According to Earwood, some credit unions aren’t ready culturally to fully embrace their data. “Where we typically find customers now are credit unions that aren't afraid to learn about revenue, aren't afraid to ask about revenue,” he said. “They want to do something different with their data. I would even argue that profitability isn't a bad word at their credit union. They want to use their data to take better care of their members, to provide a better return so they can do more for their members.”


“Everybody knows to look at their balance sheet,” noted Decker, who next offered hypothetical questions. “So are my loans increasing or decreasing, or are my deposits increasing or decreasing, but what does that mean?” He said that the tools provided by White Clay allow the credit union to drill down several layers to examine the true cause of any situation. For example, he addressed the topic of growing membership.


“Everybody wants to grow membership, but things are tough,” said Decker. “We're going to try and at least hold membership flat, but we're in a declining population. We can look one level under that and say, okay, we had 1% membership growth, but we had attrition of 8% and new acquisition of 9% and that netted us to that 1%. Maybe if we just knocked attrition down a little bit, we could grow membership more. Or maybe we can’t do any better than 8% attrition and need to focus on member acquisition.”

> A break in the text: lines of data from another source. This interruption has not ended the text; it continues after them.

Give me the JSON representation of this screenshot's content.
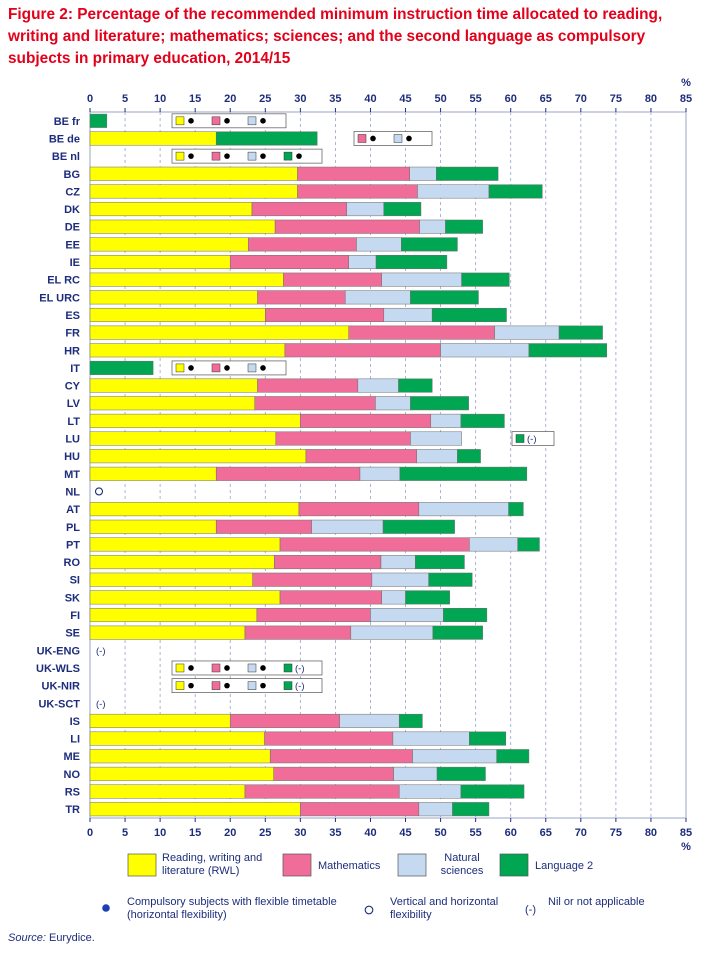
{
  "title": "Figure 2: Percentage of the recommended minimum instruction time allocated to reading, writing and literature; mathematics; sciences; and the second language as compulsory subjects in primary education, 2014/15",
  "unit_label": "%",
  "source_label": "Source:",
  "source_value": " Eurydice.",
  "colors": {
    "rwl": "#ffff00",
    "math": "#f06d9a",
    "sci": "#c5d9f1",
    "lang": "#00a651",
    "axis": "#1d2d7c",
    "grid": "#9aa3c8",
    "dot": "#1e3fb4"
  },
  "legend": {
    "rwl": "Reading, writing and literature (RWL)",
    "math": "Mathematics",
    "sci": "Natural sciences",
    "lang": "Language 2",
    "flex_h": "Compulsory subjects with flexible timetable (horizontal flexibility)",
    "flex_vh": "Vertical and horizontal flexibility",
    "nil_symbol": "(-)",
    "nil": "Nil or not applicable"
  },
  "chart_data": {
    "type": "bar",
    "orientation": "horizontal",
    "stacked": true,
    "title": "Figure 2: Percentage of the recommended minimum instruction time allocated to reading, writing and literature; mathematics; sciences; and the second language as compulsory subjects in primary education, 2014/15",
    "xlim": [
      0,
      85
    ],
    "xticks": [
      0,
      5,
      10,
      15,
      20,
      25,
      30,
      35,
      40,
      45,
      50,
      55,
      60,
      65,
      70,
      75,
      80,
      85
    ],
    "grid": true,
    "series_names": [
      "Reading, writing and literature (RWL)",
      "Mathematics",
      "Natural sciences",
      "Language 2"
    ],
    "categories": [
      "BE fr",
      "BE de",
      "BE nl",
      "BG",
      "CZ",
      "DK",
      "DE",
      "EE",
      "IE",
      "EL RC",
      "EL URC",
      "ES",
      "FR",
      "HR",
      "IT",
      "CY",
      "LV",
      "LT",
      "LU",
      "HU",
      "MT",
      "NL",
      "AT",
      "PL",
      "PT",
      "RO",
      "SI",
      "SK",
      "FI",
      "SE",
      "UK-ENG",
      "UK-WLS",
      "UK-NIR",
      "UK-SCT",
      "IS",
      "LI",
      "ME",
      "NO",
      "RS",
      "TR"
    ],
    "values": {
      "rwl": [
        0,
        18,
        0,
        29.6,
        29.6,
        23.1,
        26.4,
        22.6,
        20,
        27.6,
        23.9,
        25,
        36.9,
        27.8,
        0,
        23.9,
        23.5,
        30,
        26.5,
        30.8,
        18,
        0,
        29.8,
        18,
        27.1,
        26.3,
        23.2,
        27.1,
        23.8,
        22.1,
        0,
        0,
        0,
        0,
        20,
        24.9,
        25.7,
        26.2,
        22.1,
        30
      ],
      "math": [
        0,
        0,
        0,
        16,
        17.1,
        13.5,
        20.6,
        15.4,
        16.9,
        14,
        12.5,
        16.9,
        20.8,
        22.2,
        0,
        14.3,
        17.2,
        18.6,
        19.2,
        15.8,
        20.5,
        0,
        17.1,
        13.6,
        27,
        15.2,
        17,
        14.5,
        16.2,
        15.1,
        0,
        0,
        0,
        0,
        15.6,
        18.3,
        20.3,
        17.1,
        22,
        16.9
      ],
      "sci": [
        0,
        0,
        0,
        3.8,
        10.2,
        5.3,
        3.7,
        6.4,
        3.9,
        11.4,
        9.3,
        6.9,
        9.2,
        12.6,
        0,
        5.8,
        5,
        4.3,
        7.3,
        5.8,
        5.7,
        0,
        12.8,
        10.2,
        6.9,
        4.9,
        8.1,
        3.4,
        10.4,
        11.7,
        0,
        0,
        0,
        0,
        8.5,
        10.9,
        12,
        6.2,
        8.8,
        4.8
      ],
      "lang": [
        2.4,
        14.4,
        0,
        8.8,
        7.6,
        5.3,
        5.3,
        8,
        10.1,
        6.8,
        9.7,
        10.6,
        6.2,
        11.1,
        9,
        4.8,
        8.3,
        6.2,
        0,
        3.3,
        18.1,
        0,
        2.1,
        10.2,
        3.1,
        7,
        6.2,
        6.3,
        6.2,
        7.1,
        0,
        0,
        0,
        0,
        3.3,
        5.2,
        4.6,
        6.9,
        9,
        5.2
      ]
    },
    "annotations": [
      {
        "category": "BE fr",
        "items": [
          "rwl-flex",
          "math-flex",
          "sci-flex"
        ]
      },
      {
        "category": "BE de",
        "items": [
          "math-flex",
          "sci-flex"
        ]
      },
      {
        "category": "BE nl",
        "items": [
          "rwl-flex",
          "math-flex",
          "sci-flex",
          "lang-flex"
        ]
      },
      {
        "category": "IT",
        "items": [
          "rwl-flex",
          "math-flex",
          "sci-flex"
        ]
      },
      {
        "category": "LU",
        "items": [
          "lang-nil"
        ]
      },
      {
        "category": "NL",
        "items": [
          "vh-flex"
        ]
      },
      {
        "category": "UK-ENG",
        "items": [
          "nil"
        ]
      },
      {
        "category": "UK-WLS",
        "items": [
          "rwl-flex",
          "math-flex",
          "sci-flex",
          "lang-nil"
        ]
      },
      {
        "category": "UK-NIR",
        "items": [
          "rwl-flex",
          "math-flex",
          "sci-flex",
          "lang-nil"
        ]
      },
      {
        "category": "UK-SCT",
        "items": [
          "nil"
        ]
      }
    ]
  }
}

A Better Member Experience


Asked by Finopotamus how this approach to data affects the member experience, Decker pointed to staffing as one key area. “We're looking at transactions, we're looking at activity through White Clay at a branch level or from a channel level,” he explained. “We just implemented a digital branch where we've assigned members that have no in-person branch activity in the last year. Using White Clay, we can say, here's all our members that are assigned to the digital branch and the activity that's going on there. And we can say, wow, look at the volume of members that are in that digital-only footprint and look at the activity that's going on.” He said that this analysis led to assigning two additional FTEs (full-time equivalents) to the digital branch, resulting in better service for the members who use the digital branch.


“I don't know of any of our clients where the customer or member sees our application, but we do provide a bunch of information that has an impact on the member experience,” added Earwood. “For example, at Financial Plus, we've been able to separate out all the indirect customers, meaning the customers who have an indirect loan but don't have the other parts of the relationship. We can put those in a separate bucket so that way you can start to engage your members accordingly to build a stronger relationship.”


“We’re not just trying to make the credit union the most efficient,” noted Decker “We need to make sure we’re meeting the members’ needs. When they come in through one of our channels, whether that's contact center, online or in person, are we giving them the best experience and are we making the most use of that interaction with them? That's our opportunity to solidify and deepen the relationship and just make sure it's the best experience possible. Having visibility and transparency to the data really helps us do that.”